Sem notar, ela abriu a porta. Enrolada na toalha, penteava seu cabelo loiro e longo, já tinha passado aquele creme gostoso pelo corpo, foi quando sentiu a presença do convidado. Ele entrou com força, não estava disposto a perder. A segurou junto com a toalha, a agarrou por trás, passou as mãos por sua barriguinha chegando até seus deliciosos seios, os segurou e sentiu um prazer maravilhoso.

A anfitriã percebeu pela primeira vez um volume que achou maravilhoso em suas costas. Rapidamente se virou, segurou firme aquela delícia, enquanto seu convidado arrancava a camisa. De surpresa, ela foi levantada nos braços de seu convidado. Com o carinho de um lorde a colocou na cama, suavemente abriu suas pernas e começou a beijá-la docemente pela perna esquerda e subindo deliciosamente chegou onde queria, em sua gruta deliciosa.

Ele olhou, viu aquela xotinha pulsante, molhadinha e não teve dúvidas: a chupou como um pêssego. Sentiu seu mel, seu sabor, seu perfume, enquanto ela emitia as mensagens de um tesão inalcançável há anos. Ela mexia pelos quadris, rebolava deitada com ventre para cima.
Com suas delicadas mãos trouxe seu parceiro para a cama. O dominou, o mordeu, o beijou e depois o sugou ardorosamente num vai e vem maravilhoso. Ela sentia aquele membro como se fosse um grande sorvete delicioso, enquanto o convidado ardia em prazer.

Eram um começo dos mais profundos. Em seguida veio o coito. Ela ficou por cima, impoluta, rainha, dama de ferro, recebeu seu presente com toda a maestria habitual. Cavalgou como uma potranca, rebolou como uma odalisca e urrou de tesão, pois seu sexo tinha que ser deste jeito: intenso, tenro, ardente e profundo.

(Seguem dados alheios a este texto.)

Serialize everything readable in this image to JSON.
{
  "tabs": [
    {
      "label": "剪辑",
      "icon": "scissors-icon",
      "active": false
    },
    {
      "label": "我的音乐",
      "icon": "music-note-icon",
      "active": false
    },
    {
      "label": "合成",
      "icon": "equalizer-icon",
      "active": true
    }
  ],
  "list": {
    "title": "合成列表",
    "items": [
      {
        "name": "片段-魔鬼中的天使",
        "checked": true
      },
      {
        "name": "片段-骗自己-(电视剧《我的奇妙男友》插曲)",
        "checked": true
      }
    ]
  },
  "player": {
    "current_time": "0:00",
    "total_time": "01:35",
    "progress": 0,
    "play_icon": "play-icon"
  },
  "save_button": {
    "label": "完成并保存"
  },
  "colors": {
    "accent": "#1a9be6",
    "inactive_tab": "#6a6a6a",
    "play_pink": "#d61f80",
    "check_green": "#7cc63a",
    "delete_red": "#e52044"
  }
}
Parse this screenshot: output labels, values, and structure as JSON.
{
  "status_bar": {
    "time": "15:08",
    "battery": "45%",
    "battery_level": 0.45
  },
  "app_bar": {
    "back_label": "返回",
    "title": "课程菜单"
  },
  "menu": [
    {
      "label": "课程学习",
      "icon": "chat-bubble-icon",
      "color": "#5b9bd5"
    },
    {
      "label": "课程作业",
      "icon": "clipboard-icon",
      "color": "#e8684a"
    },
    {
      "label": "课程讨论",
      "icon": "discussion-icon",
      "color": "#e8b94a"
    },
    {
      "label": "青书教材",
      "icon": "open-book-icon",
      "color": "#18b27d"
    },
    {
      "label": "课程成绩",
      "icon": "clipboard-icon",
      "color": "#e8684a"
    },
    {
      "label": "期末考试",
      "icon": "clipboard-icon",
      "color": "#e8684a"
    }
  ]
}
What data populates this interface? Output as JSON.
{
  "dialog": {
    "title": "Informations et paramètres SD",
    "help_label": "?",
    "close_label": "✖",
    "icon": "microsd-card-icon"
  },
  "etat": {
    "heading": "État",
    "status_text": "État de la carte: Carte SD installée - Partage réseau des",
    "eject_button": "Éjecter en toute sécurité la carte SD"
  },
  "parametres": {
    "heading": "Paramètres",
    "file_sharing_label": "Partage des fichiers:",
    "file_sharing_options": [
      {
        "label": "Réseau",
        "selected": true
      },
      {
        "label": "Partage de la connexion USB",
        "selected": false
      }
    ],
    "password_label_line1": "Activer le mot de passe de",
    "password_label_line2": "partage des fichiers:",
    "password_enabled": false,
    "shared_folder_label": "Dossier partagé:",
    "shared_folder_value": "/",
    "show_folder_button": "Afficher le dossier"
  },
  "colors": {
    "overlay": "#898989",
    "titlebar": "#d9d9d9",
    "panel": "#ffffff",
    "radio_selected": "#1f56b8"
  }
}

Depois do primeiro prazer, os amantes se beijavam ardorosamente e se tocavam, cada um no seu sexo. Ainda em pé, ele a segurou pela cintura e agora a possuía por trás. No princípio houve exitação, mas depois tudo terminou em muito sexo e tesão. Ela estava maravilhada, pois gozava como nunca e se sentia a menina que realmente era. Dizia palavras de felicidade e pedia que o convidado continuasse a estocar, ela adorava sentir aquele tesão, recebia com prazer o que seu convidado lhe dava.

Ele foi, fez, possuiu e gozou incansavelmente. Mas antes de gozar pediu que ela se virasse. Segurando seu membro o colou no seu umbiguinho e encheu aquela taça com seu leite e terminou sua transa mais intensa dos últimos tempos com a sessão de dever cumprido.

Depois do sexo, os dois dormiram abraçados. Ele acordou, tomou um banho. Deixou sua princesa sonhando com Morfeu. Saiu rapidamente, voltou para a sua casa e aguardava a próxima conversa pelo MSN. A expectativa era grande.